Mais derrière la légende se pose une question plus simple et plus sombre : a-t-il seulement survécu ?

Les conditions du saut étaient brutales. Des températures largement négatives, une visibilité quasi nulle, des vents à 320 km/h, un relief montagneux recouvert d'une forêt dense. Il n'avait ni casque, ni lunettes, ni parachute de secours, et portait des chaussures de ville. La plupart des parachutistes expérimentés consultés par le FBI ont estimé que le saut était réalisable mais que Cooper aurait eu besoin d'un savoir-faire significatif et d'une chance extraordinaire.

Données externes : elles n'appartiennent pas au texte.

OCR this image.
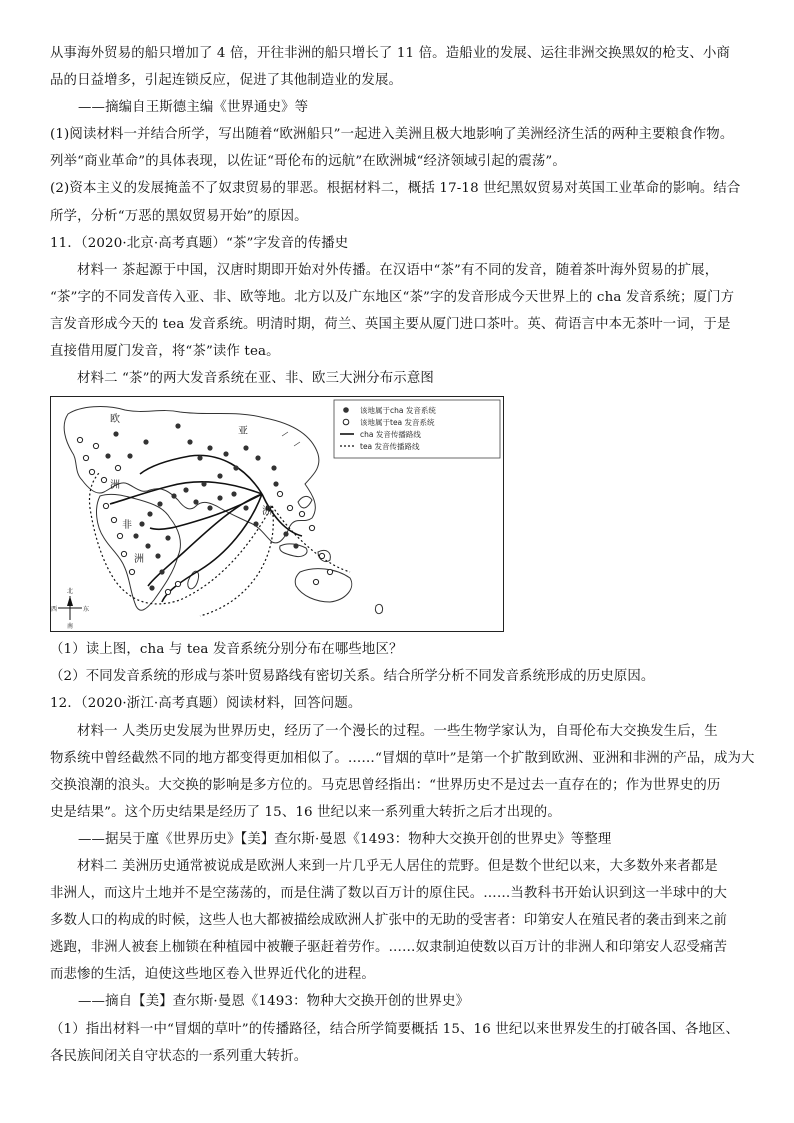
从事海外贸易的船只增加了 4 倍，开往非洲的船只增长了 11 倍。造船业的发展、运往非洲交换黑奴的枪支、小商
品的日益增多，引起连锁反应，促进了其他制造业的发展。
——摘编自王斯德主编《世界通史》等
(1)阅读材料一并结合所学，写出随着“欧洲船只”一起进入美洲且极大地影响了美洲经济生活的两种主要粮食作物。
列举“商业革命”的具体表现，以佐证“哥伦布的远航”在欧洲城“经济领域引起的震荡”。
(2)资本主义的发展掩盖不了奴隶贸易的罪恶。根据材料二，概括 17-18 世纪黑奴贸易对英国工业革命的影响。结合
所学，分析“万恶的黑奴贸易开始”的原因。
11．（2020·北京·高考真题）“茶”字发音的传播史
材料一 茶起源于中国，汉唐时期即开始对外传播。在汉语中“茶”有不同的发音，随着茶叶海外贸易的扩展，
“茶”字的不同发音传入亚、非、欧等地。北方以及广东地区“茶”字的发音形成今天世界上的 cha 发音系统；厦门方
言发音形成今天的 tea 发音系统。明清时期，荷兰、英国主要从厦门进口茶叶。英、荷语言中本无茶叶一词，于是
直接借用厦门发音，将“茶”读作 tea。
材料二 “茶”的两大发音系统在亚、非、欧三大洲分布示意图
欧
洲
亚
洲
非
洲
该地属于cha 发音系统
该地属于tea 发音系统
cha 发音传播路线
tea 发音传播路线
北
南
西	东
（1）读上图，cha 与 tea 发音系统分别分布在哪些地区？
（2）不同发音系统的形成与茶叶贸易路线有密切关系。结合所学分析不同发音系统形成的历史原因。
12．（2020·浙江·高考真题）阅读材料，回答问题。
材料一 人类历史发展为世界历史，经历了一个漫长的过程。一些生物学家认为，自哥伦布大交换发生后，生
物系统中曾经截然不同的地方都变得更加相似了。……“冒烟的草叶”是第一个扩散到欧洲、亚洲和非洲的产品，成为大
交换浪潮的浪头。大交换的影响是多方位的。马克思曾经指出：“世界历史不是过去一直存在的；作为世界史的历
史是结果”。这个历史结果是经历了 15、16 世纪以来一系列重大转折之后才出现的。
——据吴于廑《世界历史》【美】查尔斯·曼恩《1493：物种大交换开创的世界史》等整理
材料二 美洲历史通常被说成是欧洲人来到一片几乎无人居住的荒野。但是数个世纪以来，大多数外来者都是
非洲人，而这片土地并不是空荡荡的，而是住满了数以百万计的原住民。……当教科书开始认识到这一半球中的大
多数人口的构成的时候，这些人也大都被描绘成欧洲人扩张中的无助的受害者：印第安人在殖民者的袭击到来之前
逃跑，非洲人被套上枷锁在种植园中被鞭子驱赶着劳作。……奴隶制迫使数以百万计的非洲人和印第安人忍受痛苦
而悲惨的生活，迫使这些地区卷入世界近代化的进程。
——摘自【美】查尔斯·曼恩《1493：物种大交换开创的世界史》
（1）指出材料一中“冒烟的草叶”的传播路径，结合所学简要概括 15、16 世纪以来世界发生的打破各国、各地区、
各民族间闭关自守状态的一系列重大转折。
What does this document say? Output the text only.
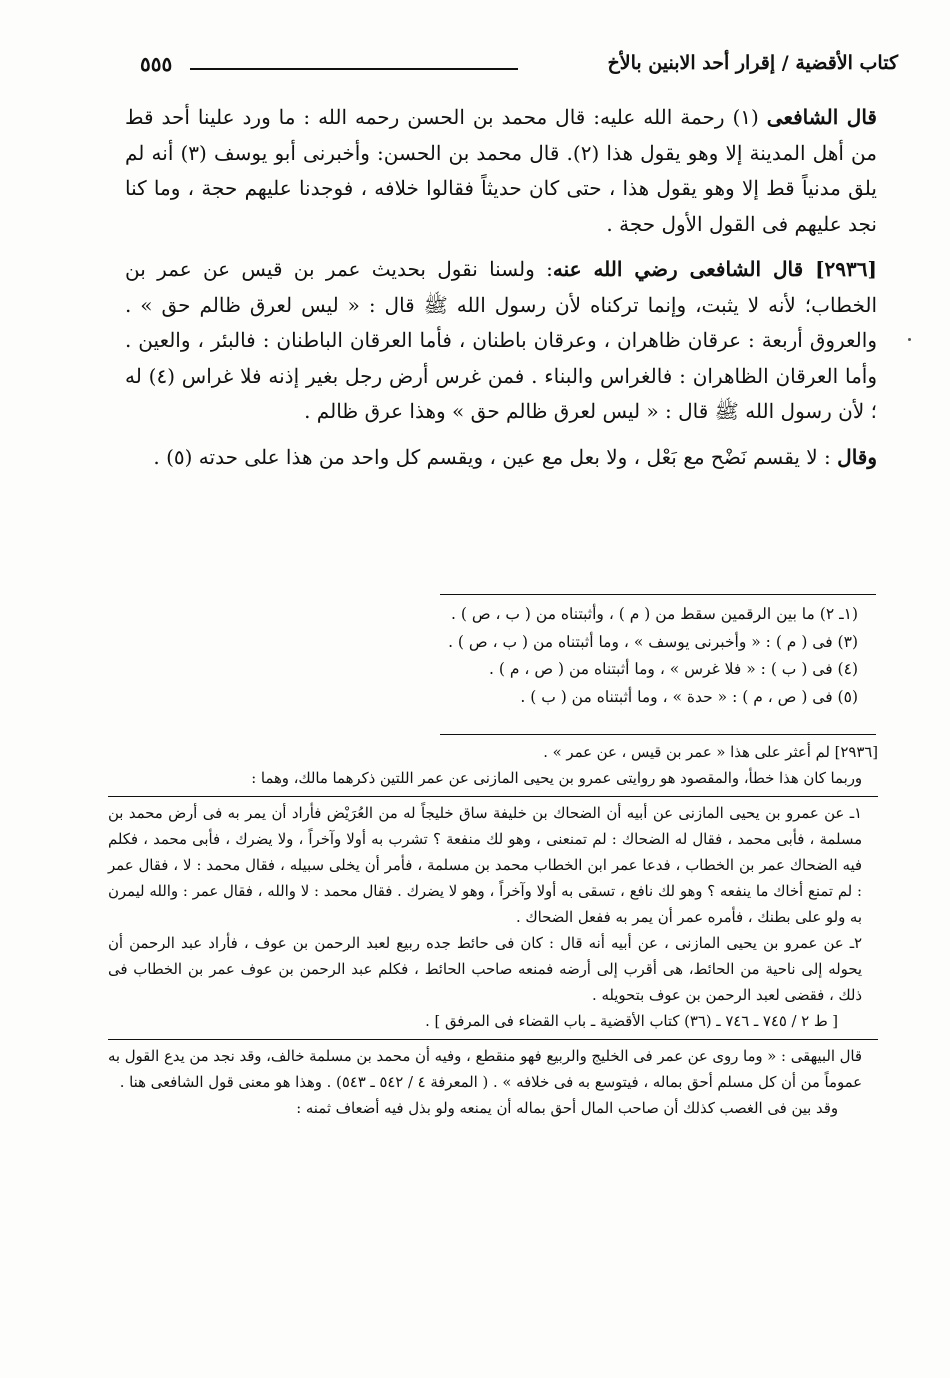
كتاب الأقضية / إقرار أحد الابنين بالأخ
٥٥٥

قال الشافعى (١) رحمة الله عليه: قال محمد بن الحسن رحمه الله : ما ورد علينا أحد قط من أهل المدينة إلا وهو يقول هذا (٢). قال محمد بن الحسن: وأخبرنى أبو يوسف (٣) أنه لم يلق مدنياً قط إلا وهو يقول هذا ، حتى كان حديثاً فقالوا خلافه ، فوجدنا عليهم حجة ، وما كنا نجد عليهم فى القول الأول حجة .

[٢٩٣٦] قال الشافعى رضي الله عنه: ولسنا نقول بحديث عمر بن قيس عن عمر بن الخطاب؛ لأنه لا يثبت، وإنما تركناه لأن رسول الله ﷺ قال : « ليس لعرق ظالم حق » . والعروق أربعة : عرقان ظاهران ، وعرقان باطنان ، فأما العرقان الباطنان : فالبئر ، والعين . وأما العرقان الظاهران : فالغراس والبناء . فمن غرس أرض رجل بغير إذنه فلا غراس (٤) له ؛ لأن رسول الله ﷺ قال : « ليس لعرق ظالم حق » وهذا عرق ظالم .

وقال : لا يقسم نَضْح مع بَعْل ، ولا بعل مع عين ، ويقسم كل واحد من هذا على حدته (٥) .

(١ـ ٢) ما بين الرقمين سقط من ( م ) ، وأثبتناه من ( ب ، ص ) .
(٣) فى ( م ) : « وأخبرنى يوسف » ، وما أثبتناه من ( ب ، ص ) .
(٤) فى ( ب ) : « فلا غرس » ، وما أثبتناه من ( ص ، م ) .
(٥) فى ( ص ، م ) : « حدة » ، وما أثبتناه من ( ب ) .

[٢٩٣٦] لم أعثر على هذا « عمر بن قيس ، عن عمر » .

وربما كان هذا خطأ، والمقصود هو روايتى عمرو بن يحيى المازنى عن عمر اللتين ذكرهما مالك، وهما :

١ـ عن عمرو بن يحيى المازنى عن أبيه أن الضحاك بن خليفة ساق خليجاً له من العُرَيْض فأراد أن يمر به فى أرض محمد بن مسلمة ، فأبى محمد ، فقال له الضحاك : لم تمنعنى ، وهو لك منفعة ؟ تشرب به أولا وآخراً ، ولا يضرك ، فأبى محمد ، فكلم فيه الضحاك عمر بن الخطاب ، فدعا عمر ابن الخطاب محمد بن مسلمة ، فأمر أن يخلى سبيله ، فقال محمد : لا ، فقال عمر : لم تمنع أخاك ما ينفعه ؟ وهو لك نافع ، تسقى به أولا وآخراً ، وهو لا يضرك . فقال محمد : لا والله ، فقال عمر : والله ليمرن به ولو على بطنك ، فأمره عمر أن يمر به ففعل الضحاك .

٢ـ عن عمرو بن يحيى المازنى ، عن أبيه أنه قال : كان فى حائط جده ربيع لعبد الرحمن بن عوف ، فأراد عبد الرحمن أن يحوله إلى ناحية من الحائط، هى أقرب إلى أرضه فمنعه صاحب الحائط ، فكلم عبد الرحمن بن عوف عمر بن الخطاب فى ذلك ، فقضى لعبد الرحمن بن عوف بتحويله .

[ ط ٢ / ٧٤٥ ـ ٧٤٦ ـ (٣٦) كتاب الأقضية ـ باب القضاء فى المرفق ] .

قال البيهقى : « وما روى عن عمر فى الخليج والربيع فهو منقطع ، وفيه أن محمد بن مسلمة خالف، وقد نجد من يدع القول به عموماً من أن كل مسلم أحق بماله ، فيتوسع به فى خلافه » . ( المعرفة ٤ / ٥٤٢ ـ ٥٤٣) . وهذا هو معنى قول الشافعى هنا .

وقد بين فى الغصب كذلك أن صاحب المال أحق بماله أن يمنعه ولو بذل فيه أضعاف ثمنه :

Certains pensent que Cooper est mort dans la nature et que ses restes n'ont jamais réapparu dans les vastes forêts impénétrables de la chaîne des Cascades. D'autres voient dans l'absence de tout corps, de tout parachute, de toute trace, la preuve qu'il s'en est sorti.

La vérité, c'est que nous ne savons pas. Nous ne le saurons peut-être jamais.

Quelque part dans les forêts obscures de l'État de Washington, ou dans une retraite tranquille quelque part, ou dans une tombe peu profonde jamais découverte, se trouve la réponse au mystère le plus tenace de l'aviation américaine. Un homme en costume sombre et cravate à clip, avec 200 000 dollars et un parachute, s'est élancé dans la pluie, les nuages et la nuit.

Et il a disparu.

Réponses rapides

Questions fréquentes sur ce sujet

Quelle rançon D.B. Cooper a-t-il exigée ?

D.B. Cooper a exigé 200 000 dollars en billets américains non marqués, soit précisément 10 000 billets de vingt dollars. Le FBI a rassemblé la somme et photographié chaque numéro de série sur microfilm avant la remise. Il a également réclamé quatre parachutes — deux ventrales et deux dorsaux — fournis par une école locale de parachutisme.

D.B. Cooper a-t-il survécu à son saut ?

Personne ne le sait. Cooper a sauté vers 20 h 13 dans un vent de 320 km/h à 3 000 mètres d'altitude, sous une pluie battante, de nuit, habillé d'un imperméable et de mocassins, par des températures largement négatives. La plupart des parachutistes expérimentés consultés par le FBI estiment que le saut était réalisable mais aurait nécessité une habileté réelle et une chance extraordinaire. Ni corps ni parachute n'ont jamais été retrouvés.

Une partie de la rançon de D.B. Cooper a-t-elle été retrouvée ?

En février 1980, un garçon de huit ans découvrit trois liasses totalisant 5 800 dollars en billets de 20 dollars dégradés sur les berges du fleuve Columbia, tous correspondant aux numéros de série de la rançon de Cooper. Les quelque 194 200 dollars restants n'ont jamais été retrouvés, malgré la diffusion des numéros de série photographiés par le FBI auprès des banques et des casinos pendant des décennies.

Qui est D.B. Cooper ?

Son identité est toujours inconnue plus de cinquante ans après les faits. Il a acheté son billet sous le nom de « Dan Cooper » et a été décrit comme un homme d'une quarantaine d'années, mesurant entre 1,78 m et 1,83 m, pesant environ 77 à 82 kg. Plusieurs suspects — dont Richard Floyd McCoy Jr. et Robert Rackstraw — ont émergé au fil des années, mais aucun n'a jamais été inculpé. Le FBI a clos le dossier actif en 2016 après 45 ans d'enquête.